Il est pourtant nécessaire de ménager, par-delà le vide entre ce monde et nous, avec nos mots d’aujourd’hui, 4 mai 1993, malgré tout, un avenir et un sens.
[...]
Le film Shoah est l’accomplissement d’une union entre art et non humanité que, dans la tradition de notre culture et même dans nos pires cauchemars, nous n’aurions pu imaginer.
[...]
L’art est le dernier messager de la vérité. Sa passation ultime. La seule.
[...]
L’impulsion créatrice de Claude Lanzmann tient à son refus de déclarer la shoah “comme le passé”, sa résistance à l’historiciser, résistance face au processus d’usage en histoire. Existe-t-il en-core une histoire pour l’Europe depuis cette fin de la civilisation de l’Europe, fin qui ne cesse de perdurer jusqu’aujourd’hui ?

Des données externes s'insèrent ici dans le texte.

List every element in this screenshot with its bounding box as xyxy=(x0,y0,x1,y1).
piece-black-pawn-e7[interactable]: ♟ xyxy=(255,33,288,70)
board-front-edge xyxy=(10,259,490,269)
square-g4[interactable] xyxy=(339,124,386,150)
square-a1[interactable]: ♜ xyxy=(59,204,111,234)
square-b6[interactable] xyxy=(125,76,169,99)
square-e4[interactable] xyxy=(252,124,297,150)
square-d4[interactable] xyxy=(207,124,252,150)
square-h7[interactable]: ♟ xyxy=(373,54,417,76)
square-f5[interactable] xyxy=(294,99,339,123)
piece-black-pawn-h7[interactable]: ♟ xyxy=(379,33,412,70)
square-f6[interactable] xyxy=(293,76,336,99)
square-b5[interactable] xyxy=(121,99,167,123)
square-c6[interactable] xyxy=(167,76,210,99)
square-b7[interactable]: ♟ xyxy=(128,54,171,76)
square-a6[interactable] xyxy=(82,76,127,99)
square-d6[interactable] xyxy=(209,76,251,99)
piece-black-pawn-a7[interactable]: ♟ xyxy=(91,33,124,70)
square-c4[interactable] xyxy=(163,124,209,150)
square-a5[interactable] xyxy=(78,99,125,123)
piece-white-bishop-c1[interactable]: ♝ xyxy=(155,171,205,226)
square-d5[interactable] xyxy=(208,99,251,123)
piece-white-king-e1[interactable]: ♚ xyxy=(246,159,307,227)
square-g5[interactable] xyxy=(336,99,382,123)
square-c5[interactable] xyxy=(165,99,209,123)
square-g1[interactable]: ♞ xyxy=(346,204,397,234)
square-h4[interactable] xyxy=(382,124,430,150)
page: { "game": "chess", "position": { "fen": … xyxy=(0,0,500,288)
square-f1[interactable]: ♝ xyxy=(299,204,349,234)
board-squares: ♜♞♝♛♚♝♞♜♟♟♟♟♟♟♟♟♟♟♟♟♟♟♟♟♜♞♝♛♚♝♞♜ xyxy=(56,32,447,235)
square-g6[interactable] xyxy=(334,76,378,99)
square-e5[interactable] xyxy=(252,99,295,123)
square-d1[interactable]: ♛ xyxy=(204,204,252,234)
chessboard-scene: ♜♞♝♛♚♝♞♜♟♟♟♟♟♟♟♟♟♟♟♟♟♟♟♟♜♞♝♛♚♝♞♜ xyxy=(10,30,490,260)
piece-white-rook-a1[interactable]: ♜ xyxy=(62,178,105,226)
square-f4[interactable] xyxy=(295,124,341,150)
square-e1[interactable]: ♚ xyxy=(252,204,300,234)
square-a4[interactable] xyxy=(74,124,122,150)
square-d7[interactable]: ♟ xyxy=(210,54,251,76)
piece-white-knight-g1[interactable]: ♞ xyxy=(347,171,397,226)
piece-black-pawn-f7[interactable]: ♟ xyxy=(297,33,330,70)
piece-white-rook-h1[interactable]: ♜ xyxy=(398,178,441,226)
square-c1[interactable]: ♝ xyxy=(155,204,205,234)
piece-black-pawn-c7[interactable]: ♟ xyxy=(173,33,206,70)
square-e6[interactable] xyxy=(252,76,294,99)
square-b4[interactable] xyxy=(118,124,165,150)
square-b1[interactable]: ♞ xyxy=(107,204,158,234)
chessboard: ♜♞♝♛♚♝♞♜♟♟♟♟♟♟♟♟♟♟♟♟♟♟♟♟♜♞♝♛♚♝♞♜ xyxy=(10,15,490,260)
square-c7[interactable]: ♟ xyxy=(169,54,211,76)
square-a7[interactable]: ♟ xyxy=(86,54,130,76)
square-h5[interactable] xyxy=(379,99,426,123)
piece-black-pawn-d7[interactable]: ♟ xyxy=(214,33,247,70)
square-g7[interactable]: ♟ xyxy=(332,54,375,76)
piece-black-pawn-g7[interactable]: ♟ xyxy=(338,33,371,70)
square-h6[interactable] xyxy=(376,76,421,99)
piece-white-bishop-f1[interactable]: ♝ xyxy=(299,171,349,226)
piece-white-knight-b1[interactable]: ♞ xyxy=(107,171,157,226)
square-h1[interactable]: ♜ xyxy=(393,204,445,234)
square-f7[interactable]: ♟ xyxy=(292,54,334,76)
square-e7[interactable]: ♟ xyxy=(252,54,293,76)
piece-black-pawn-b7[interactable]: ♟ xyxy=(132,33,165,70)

L’impulsion centrale tient au refus, au mot essentiel de l’artiste - non ! C’est le mot sur laquelle notre Fondation, qui porte le nom de
« Résistance en Art », s’est instaurée.
Le “non” de Claude Lanzmann fait corps avec Shoah, il donne une voix à l’impuissance de l’humain dans l’Europe du vingtième siècle. Seul mot de la dignité pour l’homme. Mot par où commence l’être libre.